Besides the financial difficulty, there is also a problem with the discontinuity of planning between the different administrations. Moniele says that every four years all the staff changes, and the old archives aren’t stored at their office but at the Administration of Brasilia. This means that every four years everything starts from scratch, and the projects that worked well do not continue. According to Moniele, the current administration has projects to better the circulation within the park, spread people more over the space it offers, and lower the big concentration at the parking lots ten, eleven, twelve, and thirteen.
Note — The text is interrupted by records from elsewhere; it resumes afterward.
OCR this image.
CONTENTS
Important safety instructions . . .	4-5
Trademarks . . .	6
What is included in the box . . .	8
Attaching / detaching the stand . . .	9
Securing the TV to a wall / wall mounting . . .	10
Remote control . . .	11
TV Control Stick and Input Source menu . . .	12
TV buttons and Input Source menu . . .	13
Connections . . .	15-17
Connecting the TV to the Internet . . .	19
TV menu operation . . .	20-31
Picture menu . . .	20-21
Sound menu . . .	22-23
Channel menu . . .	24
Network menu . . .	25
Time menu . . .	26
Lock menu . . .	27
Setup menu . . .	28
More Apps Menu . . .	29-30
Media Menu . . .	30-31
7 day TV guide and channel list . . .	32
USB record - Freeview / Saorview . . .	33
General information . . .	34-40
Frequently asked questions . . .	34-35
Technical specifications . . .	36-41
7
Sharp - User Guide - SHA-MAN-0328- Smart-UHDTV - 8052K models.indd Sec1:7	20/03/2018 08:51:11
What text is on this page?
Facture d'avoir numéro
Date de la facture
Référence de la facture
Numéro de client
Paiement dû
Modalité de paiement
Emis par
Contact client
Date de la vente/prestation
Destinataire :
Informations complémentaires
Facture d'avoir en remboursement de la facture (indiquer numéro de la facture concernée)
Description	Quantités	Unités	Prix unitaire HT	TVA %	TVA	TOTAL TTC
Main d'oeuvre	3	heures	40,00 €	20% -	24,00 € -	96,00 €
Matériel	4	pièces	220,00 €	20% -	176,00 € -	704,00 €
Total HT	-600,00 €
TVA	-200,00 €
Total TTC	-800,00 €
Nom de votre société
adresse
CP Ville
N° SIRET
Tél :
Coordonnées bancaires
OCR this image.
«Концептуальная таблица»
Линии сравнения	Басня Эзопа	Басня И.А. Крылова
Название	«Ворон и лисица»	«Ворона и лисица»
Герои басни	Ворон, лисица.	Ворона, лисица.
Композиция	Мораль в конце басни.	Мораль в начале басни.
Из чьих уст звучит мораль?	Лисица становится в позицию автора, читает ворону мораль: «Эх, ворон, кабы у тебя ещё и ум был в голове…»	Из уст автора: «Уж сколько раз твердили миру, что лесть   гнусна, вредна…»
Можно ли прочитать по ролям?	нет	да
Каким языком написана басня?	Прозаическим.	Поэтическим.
But with little financial resources and a deadline of four years to accomplish these projects, the scenario is not very optimistic.
Solutions
Even with different events being so successful around Brasilia, not just Mimosa and PicNik, but also Chefs nos Eixos (Chefs at the eixos), Balada Em Tempos de Crise (Party in times of crisis), and others, gaining fame among the people of Brasilia, the architecture student, Julia Sollero, of 24 years old, says it’s also necessary to think of other solutions. “What we have today are these big events that have been bringing people to the street and that get overcrowded and there is a very clear intention of people that they want to occupy, they want to be on the street, they want to meet other people, but it’s always like this, in big events (…), but this has to be more natural, the dislocation of people around the city has to be more natural”, says Julia. The student is working on a college project called “Manual of Occupation of Brasilia” with the goal of finding the best ways of using the big green areas of the city. She references the urban gardens that started to appear at the residential buildings as an example of a manner to use the spaces in a more daily way. She reports the access of the pedestrian as a difficulty to optimize the use of Parque da Cidade. Julia remembers that the new accesses to the park were created without sidewalks, always prioritizing the passage of cars.